Language model optimization and corpus construction techniques for Japanese speech recognition
Data publikacji: 21 mar 2025
Otrzymano: 08 lis 2024
Przyjęty: 24 lut 2025
DOI: https://doi.org/10.2478/amns-2025-0697
Słowa kluczowe
© 2025 Zhou Huang et al., published by Sciendo
This work is licensed under the Creative Commons Attribution-NonCommercial-NoDerivatives 4.0 International License.
The framework of speech recognition system consists of two core modules: acoustic model (AM) and language model (LM). In this paper, we design a Japanese speech recognition model composed of a Bi LSTM-CTC-based acoustic model and a RNN-based language model.
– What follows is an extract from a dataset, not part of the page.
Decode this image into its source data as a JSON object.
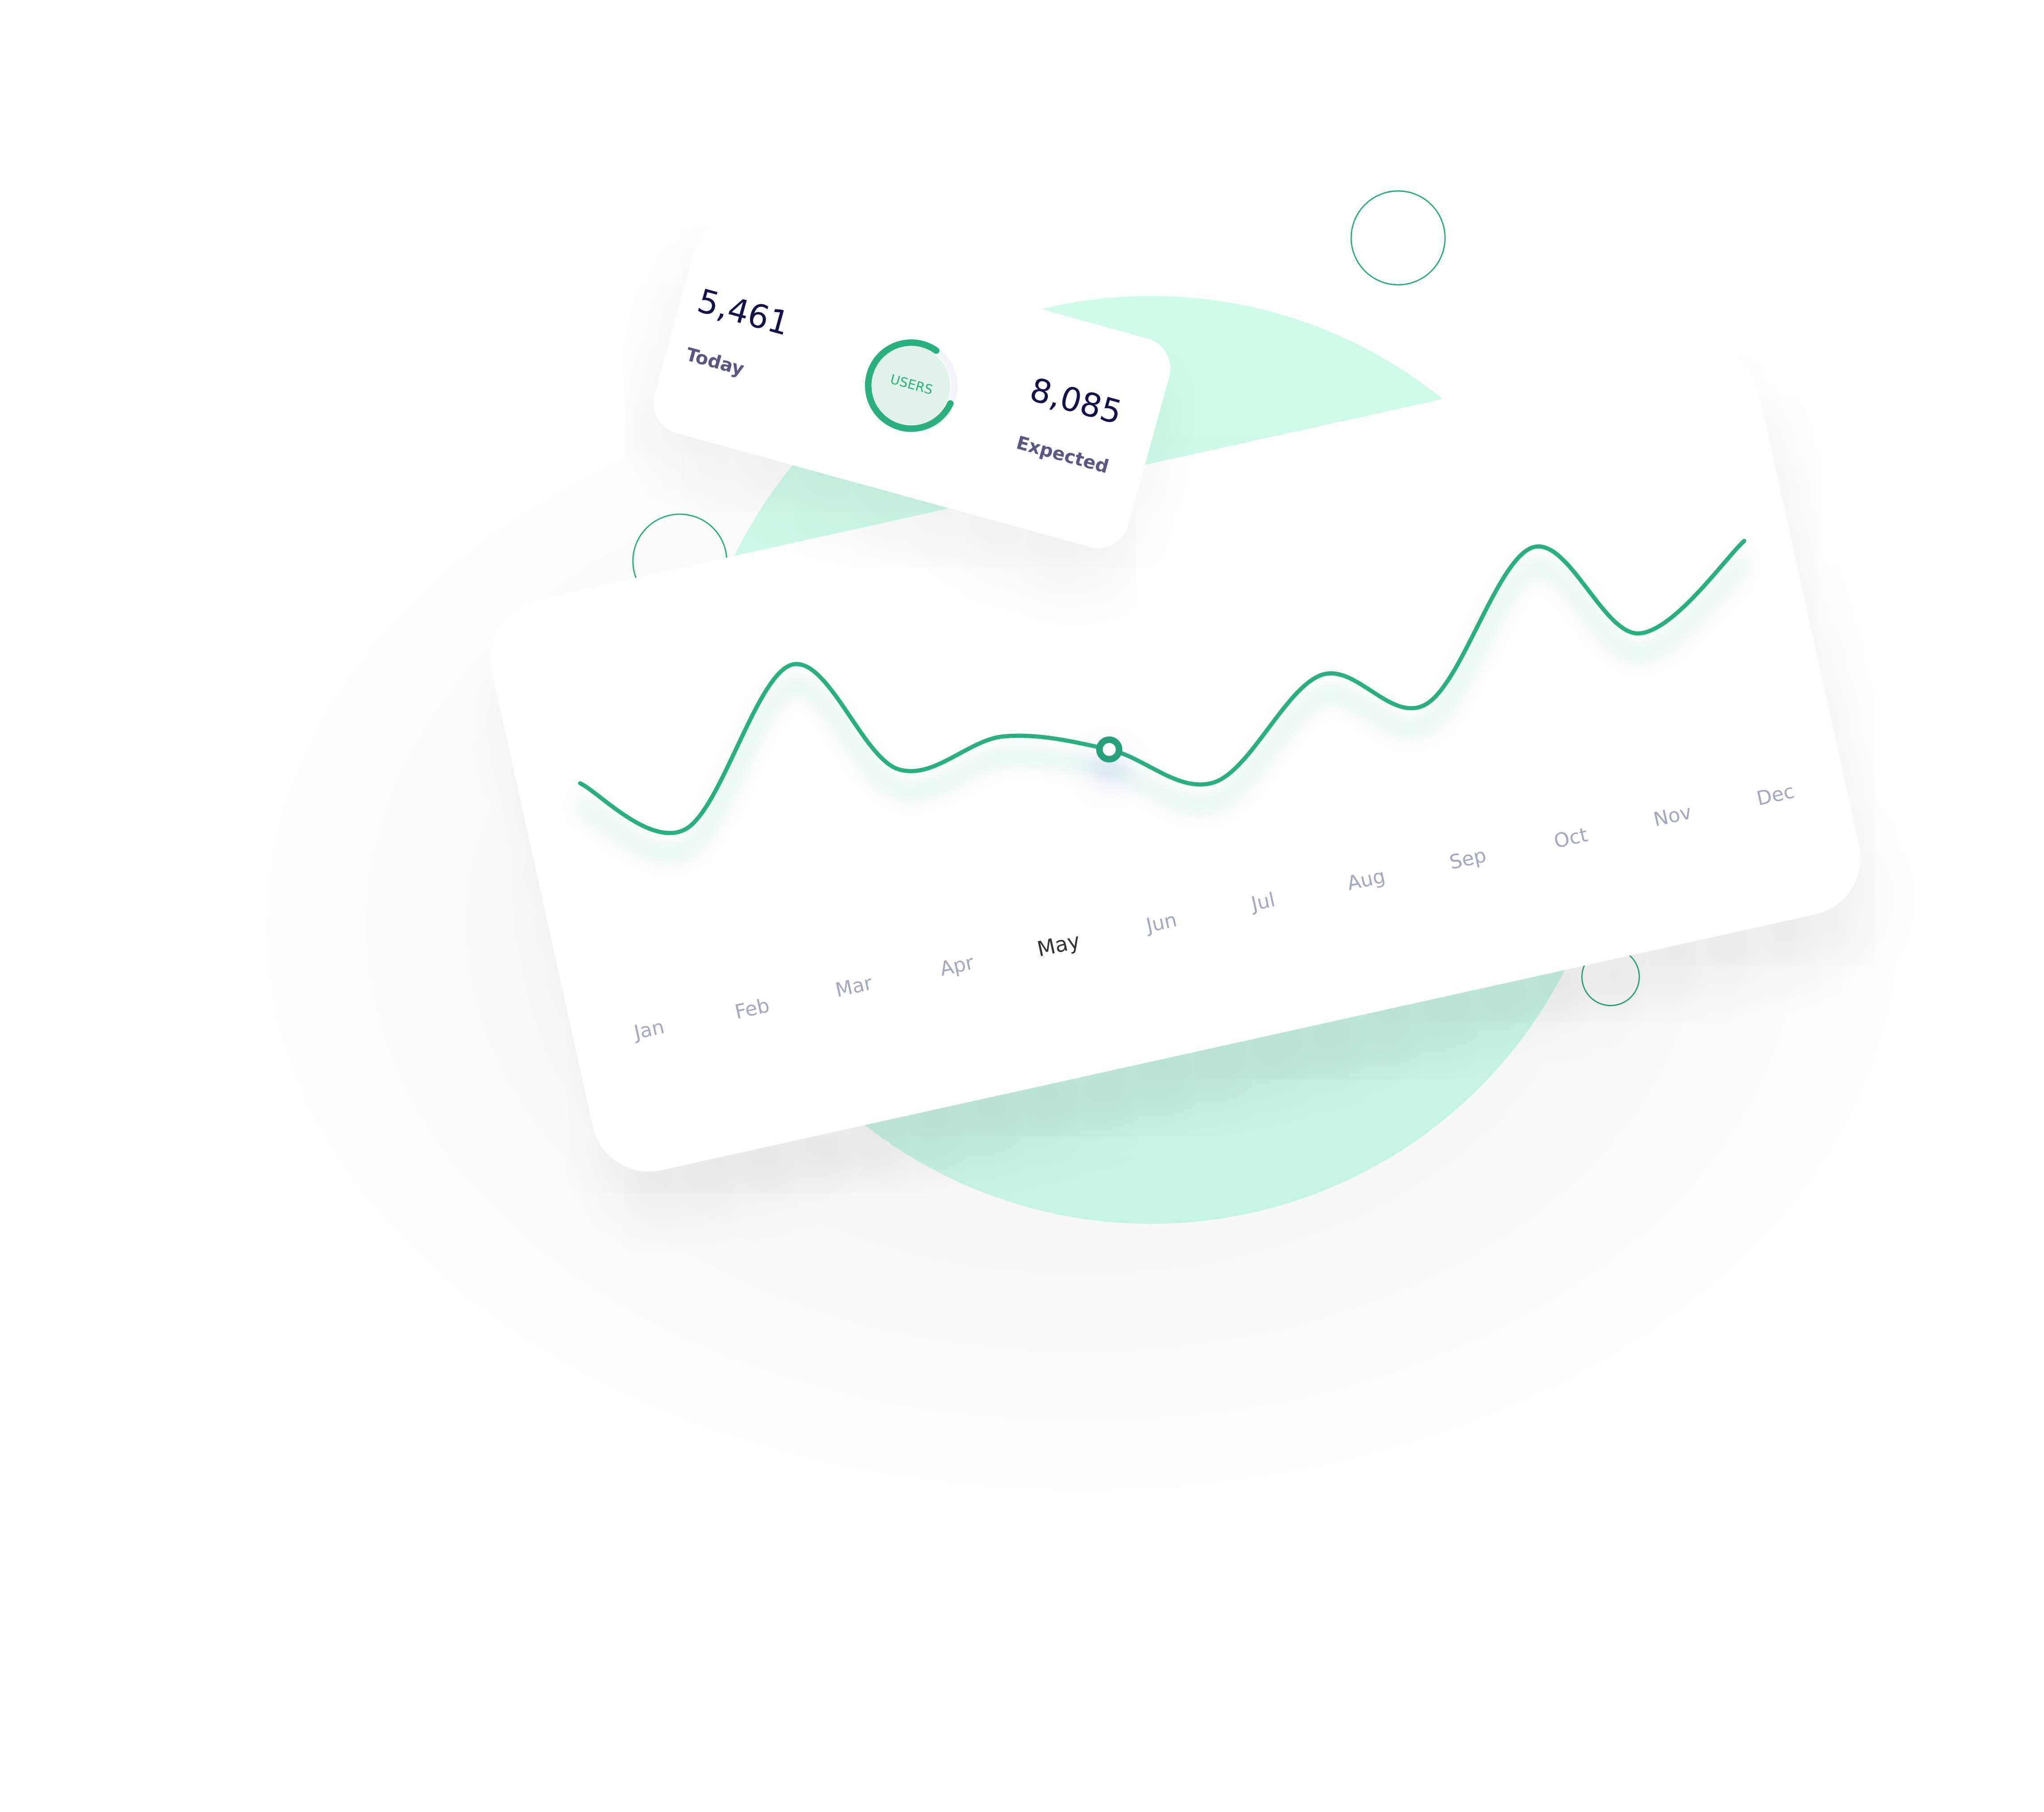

The training rate of the RNN language model can be improved by proposing a parallel optimized training algorithm based on batch processing (mini-batch). And the Japanese speech recognition corpus is constructed by speech-to-text alignment technique. Comparing the perplexity of the language model, the perplexity of the optimized RNN language model is 13.69%. The speech-text alignment technique achieves a sentence cutoff accuracy of 91.33%. The overall effectiveness of the Japanese speech recognition model based on Bi LSTM-CTC is evaluated by word error rate. The word error rates of the optimized speech recognition models designed in this paper are all lower than those of the baseline model and other speech recognition models. It shows that the language model optimization method and corpus construction technique chosen in this paper can improve the generalization ability of the Japanese speech recognition model.